Abstract Elevated lipoprotein(a) (Lpa) is a causal genetic risk factor for cardiovascular disease. To determine if current evidence supports both screening and treatment for elevated Lp(a) in ...high-risk patients, an English-language search of PubMed and MEDLINE was conducted. In population studies, there is a continuous association between Lp(a) concentrations and cardiovascular risk, with synergistic effects when low-density lipoprotein (LDL) is also elevated. Candidates for Lp(a) screening include patients with a personal or family history of premature cardiovascular disease, familial hypercholesterolemia, recurrent cardiovascular events, or inadequate LDL cholesterol (LDL-C) responses to statins.
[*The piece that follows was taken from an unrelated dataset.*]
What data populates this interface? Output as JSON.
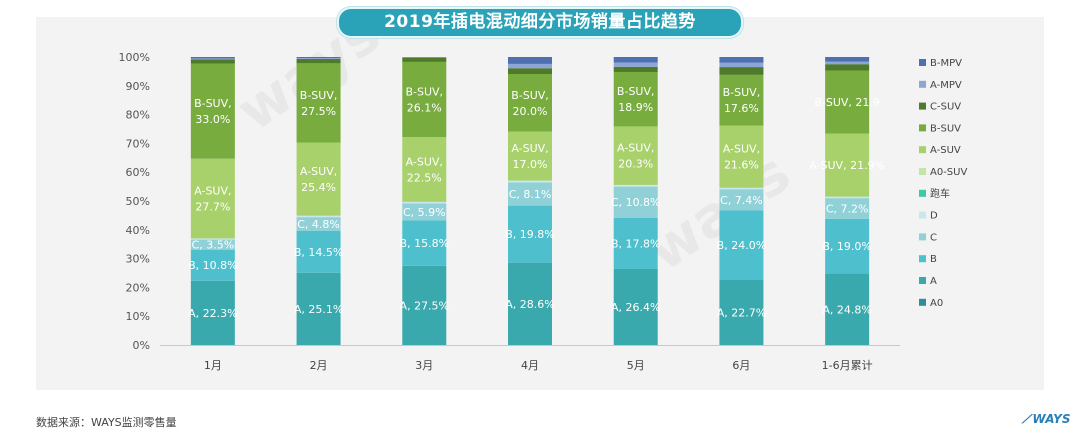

Given the comparative strength of clinical evidence, reducing LDL-C to the lowest attainable value with a high-potency statin should be the primary focus of lipid-modifying therapies. If the Lp(a) level is 30 mg/dL or higher in a patient who has the aforementioned characteristics plus residual LDL-C elevations (≥70-100 mg/dL) despite maximum-potency statins or combination statin therapy, the clinician may consider adding niacin (up to 2 g/d). If, after these interventions, the patient has progressive coronary heart disease (CHD) or LDL-C levels of 160-200 mg/dL or higher, LDL apheresis should be contemplated. Although Lp(a) is a major causal risk factor for CHD, no currently available controlled studies have suggested that lowering it through either pharmacotherapy or LDL apheresis specifically and significantly reduces coronary risk. Further research is needed to (1) optimize management in order to reduce CHD risk associated with elevated Lp(a) and (2) determine what other intermediate- or high-risk groups might benefit from Lp(a) screening.